Sir Paul urges people to go veggie


Sir Paul McCartney called on people to consider altering their eating habits to "strike a blow for the environment, our children and the future".

He drew attention to a United Nations report which found that the livestock sector generates more greenhouse gas emissions as measured in CO2 equivalent - 18% - than transport.

In a letter to the Press Association he quoted Henning Steinfeld, chief of the UN Food and Agriculture Organisation's livestock information and policy branch, who said: "Livestock are one of the most significant contributors to today's most serious environmental problems. Urgent action is required to remedy the situation."

Sir Paul said the report, Livestock's Long Shadow - Environmental Issues And Options, contained one clear message - that the single most effective act that any individual can currently do to lessen the effects of global warming is to become vegetarian.
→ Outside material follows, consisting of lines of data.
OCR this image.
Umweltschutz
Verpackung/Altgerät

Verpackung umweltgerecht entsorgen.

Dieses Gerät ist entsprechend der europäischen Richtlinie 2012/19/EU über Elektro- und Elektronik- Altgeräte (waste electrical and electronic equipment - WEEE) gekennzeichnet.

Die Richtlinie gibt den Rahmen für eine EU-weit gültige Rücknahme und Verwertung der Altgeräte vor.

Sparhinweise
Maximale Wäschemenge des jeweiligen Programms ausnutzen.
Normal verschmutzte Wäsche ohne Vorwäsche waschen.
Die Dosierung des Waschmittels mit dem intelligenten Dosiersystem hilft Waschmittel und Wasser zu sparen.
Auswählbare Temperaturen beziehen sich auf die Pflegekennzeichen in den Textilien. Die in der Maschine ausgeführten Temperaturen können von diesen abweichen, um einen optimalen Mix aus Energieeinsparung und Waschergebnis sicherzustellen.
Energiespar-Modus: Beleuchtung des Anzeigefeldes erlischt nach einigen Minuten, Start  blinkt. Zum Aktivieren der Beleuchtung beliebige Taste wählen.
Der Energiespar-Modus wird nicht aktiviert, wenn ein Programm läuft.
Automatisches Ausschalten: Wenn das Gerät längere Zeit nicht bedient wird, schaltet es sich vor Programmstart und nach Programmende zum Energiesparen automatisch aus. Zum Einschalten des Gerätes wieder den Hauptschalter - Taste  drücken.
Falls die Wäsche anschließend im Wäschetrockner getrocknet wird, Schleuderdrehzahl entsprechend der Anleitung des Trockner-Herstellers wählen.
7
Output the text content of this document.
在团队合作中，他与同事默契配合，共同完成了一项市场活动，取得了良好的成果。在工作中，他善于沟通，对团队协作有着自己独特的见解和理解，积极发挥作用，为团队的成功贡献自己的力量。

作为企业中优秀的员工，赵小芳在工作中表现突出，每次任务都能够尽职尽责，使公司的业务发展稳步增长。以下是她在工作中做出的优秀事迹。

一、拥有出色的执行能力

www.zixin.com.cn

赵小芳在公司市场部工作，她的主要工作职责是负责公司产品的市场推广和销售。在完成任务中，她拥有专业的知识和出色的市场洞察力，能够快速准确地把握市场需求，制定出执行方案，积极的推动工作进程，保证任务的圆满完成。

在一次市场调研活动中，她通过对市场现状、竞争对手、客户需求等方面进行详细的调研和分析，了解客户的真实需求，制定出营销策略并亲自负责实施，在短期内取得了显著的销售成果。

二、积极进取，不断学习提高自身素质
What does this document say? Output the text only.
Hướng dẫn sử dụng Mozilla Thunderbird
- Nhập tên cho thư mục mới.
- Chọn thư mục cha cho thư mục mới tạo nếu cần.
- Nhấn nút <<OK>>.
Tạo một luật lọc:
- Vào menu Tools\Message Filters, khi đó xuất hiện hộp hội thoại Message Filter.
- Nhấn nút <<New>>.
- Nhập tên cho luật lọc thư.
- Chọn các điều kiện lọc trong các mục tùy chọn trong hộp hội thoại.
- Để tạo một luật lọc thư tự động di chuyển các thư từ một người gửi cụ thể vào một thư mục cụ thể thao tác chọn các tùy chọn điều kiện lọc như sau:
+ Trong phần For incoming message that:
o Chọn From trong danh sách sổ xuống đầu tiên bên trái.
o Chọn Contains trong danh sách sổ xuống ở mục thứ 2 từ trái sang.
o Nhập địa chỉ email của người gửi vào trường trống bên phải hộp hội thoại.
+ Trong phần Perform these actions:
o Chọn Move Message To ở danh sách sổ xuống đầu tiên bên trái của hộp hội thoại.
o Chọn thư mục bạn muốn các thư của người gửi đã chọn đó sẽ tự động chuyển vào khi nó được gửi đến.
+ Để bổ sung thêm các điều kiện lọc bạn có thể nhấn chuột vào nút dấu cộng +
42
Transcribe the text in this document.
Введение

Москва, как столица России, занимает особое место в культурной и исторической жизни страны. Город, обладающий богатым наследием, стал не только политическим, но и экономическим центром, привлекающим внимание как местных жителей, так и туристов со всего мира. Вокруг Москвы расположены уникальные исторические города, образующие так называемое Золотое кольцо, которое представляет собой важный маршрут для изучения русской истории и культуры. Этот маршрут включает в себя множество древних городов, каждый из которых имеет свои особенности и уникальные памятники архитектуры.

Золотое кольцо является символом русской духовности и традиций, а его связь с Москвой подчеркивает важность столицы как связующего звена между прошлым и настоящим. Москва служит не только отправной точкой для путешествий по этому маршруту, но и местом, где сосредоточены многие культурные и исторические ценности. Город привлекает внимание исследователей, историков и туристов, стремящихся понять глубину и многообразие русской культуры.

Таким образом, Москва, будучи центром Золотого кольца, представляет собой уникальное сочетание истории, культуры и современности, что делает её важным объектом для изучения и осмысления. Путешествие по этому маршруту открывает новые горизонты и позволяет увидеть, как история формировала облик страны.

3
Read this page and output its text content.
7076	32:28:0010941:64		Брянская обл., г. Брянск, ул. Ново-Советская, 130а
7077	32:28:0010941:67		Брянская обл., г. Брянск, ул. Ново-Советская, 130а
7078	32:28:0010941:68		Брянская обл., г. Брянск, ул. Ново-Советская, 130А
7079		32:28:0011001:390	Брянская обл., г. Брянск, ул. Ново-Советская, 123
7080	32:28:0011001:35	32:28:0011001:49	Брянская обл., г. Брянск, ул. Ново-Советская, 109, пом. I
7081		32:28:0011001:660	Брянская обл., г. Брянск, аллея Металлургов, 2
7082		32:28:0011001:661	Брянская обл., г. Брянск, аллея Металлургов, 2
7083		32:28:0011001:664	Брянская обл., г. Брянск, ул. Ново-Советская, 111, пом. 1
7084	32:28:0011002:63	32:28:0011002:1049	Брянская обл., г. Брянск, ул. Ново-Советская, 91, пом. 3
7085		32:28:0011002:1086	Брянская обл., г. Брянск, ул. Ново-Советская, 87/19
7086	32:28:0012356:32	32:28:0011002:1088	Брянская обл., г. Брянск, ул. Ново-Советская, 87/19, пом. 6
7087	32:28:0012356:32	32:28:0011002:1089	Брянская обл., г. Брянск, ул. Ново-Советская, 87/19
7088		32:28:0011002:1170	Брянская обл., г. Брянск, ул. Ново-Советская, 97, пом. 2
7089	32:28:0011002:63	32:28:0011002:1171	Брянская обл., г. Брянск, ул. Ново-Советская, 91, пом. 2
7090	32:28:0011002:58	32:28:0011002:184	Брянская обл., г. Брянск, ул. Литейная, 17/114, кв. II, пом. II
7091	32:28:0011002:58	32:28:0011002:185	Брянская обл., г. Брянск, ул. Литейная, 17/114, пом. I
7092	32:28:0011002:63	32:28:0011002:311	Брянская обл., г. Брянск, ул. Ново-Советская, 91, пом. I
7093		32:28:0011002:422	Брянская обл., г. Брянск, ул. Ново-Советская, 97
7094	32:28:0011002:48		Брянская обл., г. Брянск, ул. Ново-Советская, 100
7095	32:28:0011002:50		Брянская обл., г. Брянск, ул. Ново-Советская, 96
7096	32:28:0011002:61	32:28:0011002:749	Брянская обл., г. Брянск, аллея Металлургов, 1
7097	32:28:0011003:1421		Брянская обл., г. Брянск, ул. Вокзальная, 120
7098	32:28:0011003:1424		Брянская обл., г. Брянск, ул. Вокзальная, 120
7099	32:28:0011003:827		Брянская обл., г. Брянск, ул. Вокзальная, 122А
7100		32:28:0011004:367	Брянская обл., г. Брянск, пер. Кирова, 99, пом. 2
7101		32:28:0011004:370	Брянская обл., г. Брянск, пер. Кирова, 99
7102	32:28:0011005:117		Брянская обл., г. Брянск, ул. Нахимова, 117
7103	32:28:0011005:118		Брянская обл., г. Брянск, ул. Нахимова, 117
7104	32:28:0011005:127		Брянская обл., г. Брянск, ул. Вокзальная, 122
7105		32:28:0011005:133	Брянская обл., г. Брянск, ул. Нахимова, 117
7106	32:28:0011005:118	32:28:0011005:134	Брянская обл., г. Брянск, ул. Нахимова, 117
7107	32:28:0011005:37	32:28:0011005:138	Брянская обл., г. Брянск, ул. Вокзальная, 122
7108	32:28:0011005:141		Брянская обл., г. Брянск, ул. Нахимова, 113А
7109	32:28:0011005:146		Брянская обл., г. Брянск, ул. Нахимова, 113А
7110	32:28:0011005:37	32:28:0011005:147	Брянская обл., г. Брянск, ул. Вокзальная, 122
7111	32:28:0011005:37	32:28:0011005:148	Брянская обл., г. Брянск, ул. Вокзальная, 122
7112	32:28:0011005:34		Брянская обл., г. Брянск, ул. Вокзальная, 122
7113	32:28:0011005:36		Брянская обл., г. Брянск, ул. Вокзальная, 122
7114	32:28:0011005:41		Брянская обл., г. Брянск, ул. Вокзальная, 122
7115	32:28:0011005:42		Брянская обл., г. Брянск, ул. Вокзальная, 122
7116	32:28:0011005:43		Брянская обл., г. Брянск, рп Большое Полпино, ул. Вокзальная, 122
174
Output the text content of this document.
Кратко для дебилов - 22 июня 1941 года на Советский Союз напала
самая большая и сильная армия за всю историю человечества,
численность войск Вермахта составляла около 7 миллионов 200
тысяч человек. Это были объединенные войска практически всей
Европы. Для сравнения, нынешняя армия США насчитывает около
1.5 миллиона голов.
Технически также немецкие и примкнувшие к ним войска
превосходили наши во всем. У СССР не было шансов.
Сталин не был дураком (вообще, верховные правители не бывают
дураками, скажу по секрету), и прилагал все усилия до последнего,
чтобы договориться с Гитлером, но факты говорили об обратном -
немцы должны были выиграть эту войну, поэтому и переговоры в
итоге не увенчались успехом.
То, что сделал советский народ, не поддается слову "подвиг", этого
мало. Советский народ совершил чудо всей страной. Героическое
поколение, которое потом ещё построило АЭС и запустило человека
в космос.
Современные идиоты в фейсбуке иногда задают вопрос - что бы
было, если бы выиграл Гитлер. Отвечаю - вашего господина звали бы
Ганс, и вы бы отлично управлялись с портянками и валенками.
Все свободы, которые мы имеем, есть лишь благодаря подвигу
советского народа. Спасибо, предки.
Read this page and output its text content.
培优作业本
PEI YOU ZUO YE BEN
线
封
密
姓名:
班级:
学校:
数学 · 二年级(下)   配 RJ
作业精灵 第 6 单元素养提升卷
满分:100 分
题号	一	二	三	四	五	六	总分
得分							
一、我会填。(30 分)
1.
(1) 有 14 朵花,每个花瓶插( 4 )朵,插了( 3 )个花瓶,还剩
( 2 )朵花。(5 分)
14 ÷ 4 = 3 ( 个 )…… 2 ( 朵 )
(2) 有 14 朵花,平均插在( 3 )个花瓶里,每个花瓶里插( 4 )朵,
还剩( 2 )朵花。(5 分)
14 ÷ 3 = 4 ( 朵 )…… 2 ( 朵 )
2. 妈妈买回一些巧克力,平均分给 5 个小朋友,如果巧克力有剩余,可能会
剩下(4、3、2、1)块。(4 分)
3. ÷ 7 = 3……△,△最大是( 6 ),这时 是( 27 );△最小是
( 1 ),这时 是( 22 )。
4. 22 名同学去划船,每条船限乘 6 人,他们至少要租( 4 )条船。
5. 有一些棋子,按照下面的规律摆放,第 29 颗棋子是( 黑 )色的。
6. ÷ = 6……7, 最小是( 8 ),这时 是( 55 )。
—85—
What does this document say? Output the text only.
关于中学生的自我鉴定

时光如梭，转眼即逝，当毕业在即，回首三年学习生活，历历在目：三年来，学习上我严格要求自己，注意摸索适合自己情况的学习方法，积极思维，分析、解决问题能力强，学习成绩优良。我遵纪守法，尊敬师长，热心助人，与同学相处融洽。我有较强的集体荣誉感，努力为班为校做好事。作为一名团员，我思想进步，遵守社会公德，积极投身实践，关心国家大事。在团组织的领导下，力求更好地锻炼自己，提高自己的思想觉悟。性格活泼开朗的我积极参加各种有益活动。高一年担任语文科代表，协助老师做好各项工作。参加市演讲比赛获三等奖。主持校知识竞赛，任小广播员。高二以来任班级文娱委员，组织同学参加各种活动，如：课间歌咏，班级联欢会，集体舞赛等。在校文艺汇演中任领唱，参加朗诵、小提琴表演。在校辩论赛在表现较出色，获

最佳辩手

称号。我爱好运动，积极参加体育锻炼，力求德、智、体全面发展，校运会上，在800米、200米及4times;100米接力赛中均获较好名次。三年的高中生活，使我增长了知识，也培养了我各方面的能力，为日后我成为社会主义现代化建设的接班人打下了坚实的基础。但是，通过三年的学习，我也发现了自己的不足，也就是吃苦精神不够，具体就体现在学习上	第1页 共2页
"That this message comes directly from an authoritative body such as the UN (whose member states, it should be remembered, are not generally considered vegetarian) rather than an organisation committed to vegetarianism is significant."

Sir Paul adds: "What I think is especially compelling is that this report should now encourage everybody to 'do their bit' for the planet... the evidence that the report gives is, frankly, stunning. It points directly to the striking detrimental effects of

excessive livestock farming on the environment."

He points out that the report says 70% of former forests in the Amazon have been turned over to grazing and that livestock now use 30% of the entire world's land surface.

When emissions from land use and land use change (ie deforestation) are included, the livestock sector accounts for 9% of CO2 deriving from human-related activities, but produces a much larger share of even more harmful greenhouse gases, the report says.

"It generates 65% of human-related nitrous oxide, which has 296 times the Global Warming Potential (GWP) of CO2. Most of this comes from manure."

Sir Paul adds: "By simply considering altering eating habits people can strike a blow for the environment, our children and the future. Such facts and data as those listed above can't be ignored."